Japanese electric multiple unit train type

The Izukyu 3000 series (伊豆急行3000系), branded "Aloha Train", is an electric multiple unit train type operated by the private railway operator Izukyu Corporation. Entering service on 30 April 2022, the fleet of two 4-car sets was inherited in 2021 from former East Japan Railway Company (JR East) 209 series EMUs, which were previously used on services throughout the Bōsō Peninsula.

== History ==

=== Background ===

JR East introduced the 209 series in 1993, initially on the Keihin–Tōhoku Line and Negishi Line, to replace the 103 series trains that were previously used. 209 series sets were later deployed on other lines, including the Nambu and Kawagoe lines. Designed to be a low-cost, lightweight, minimal-lifespan vehicle, the 209 series design set the standard for subsequent JR East commuter train designs.

From 2009, some Keihin–Tōhoku–Negishi Line-allocated sets were transferred and refurbished to operate throughout the Bōsō Peninsula, following the introduction of newer E233 series trains. Much of the Bōsō-allocated fleet was replaced from 2021 by new E131 series trains, following many of the lines within the region being modified to accommodate one-man operation.

=== Inheritance by Izukyu Corporation ===
In July 2021, Izukyu Corporation announced its plan to procure 209 series trains that were previously operated by JR East on services throughout the Bōsō Peninsula. Ten former 209 series cars were inherited by November of that year. The following month, Izukyu announced that the fleet would be given the classification "3000 series".

The 3000 series incorporates a Hawaii-inspired theme; this is reflected through the brand name "Aloha Train", a Honu-inspired external wrapping pattern, a color scheme borrowed from the "Resort 21" trainsets, and internal door wrappings of various seas in Izu. They are also the first trains operated by Izukyu to use variable-frequency drive (VVVF) technology and also did not require large-scale refurbishment.
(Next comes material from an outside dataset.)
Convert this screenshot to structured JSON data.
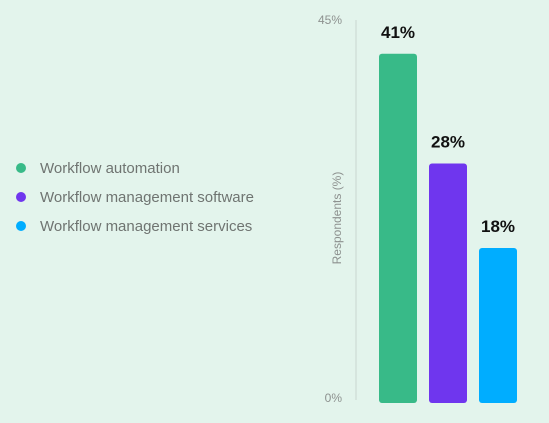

In contrast, the older 8000 series trains inherited from Tokyu Corporation required the installation of toilets, onboard passenger information displays, electrical coupling, and transverse seating; these features were already included with the 3000 series sets upon their inheritance by Izukyu Corporation.

The 3000 series fleet was introduced into service on 30 April 2022. Originally, the fleet was only used on the Izu Kyuko Line, but on 13 June 2022, they began use on the JR Ito Line as well.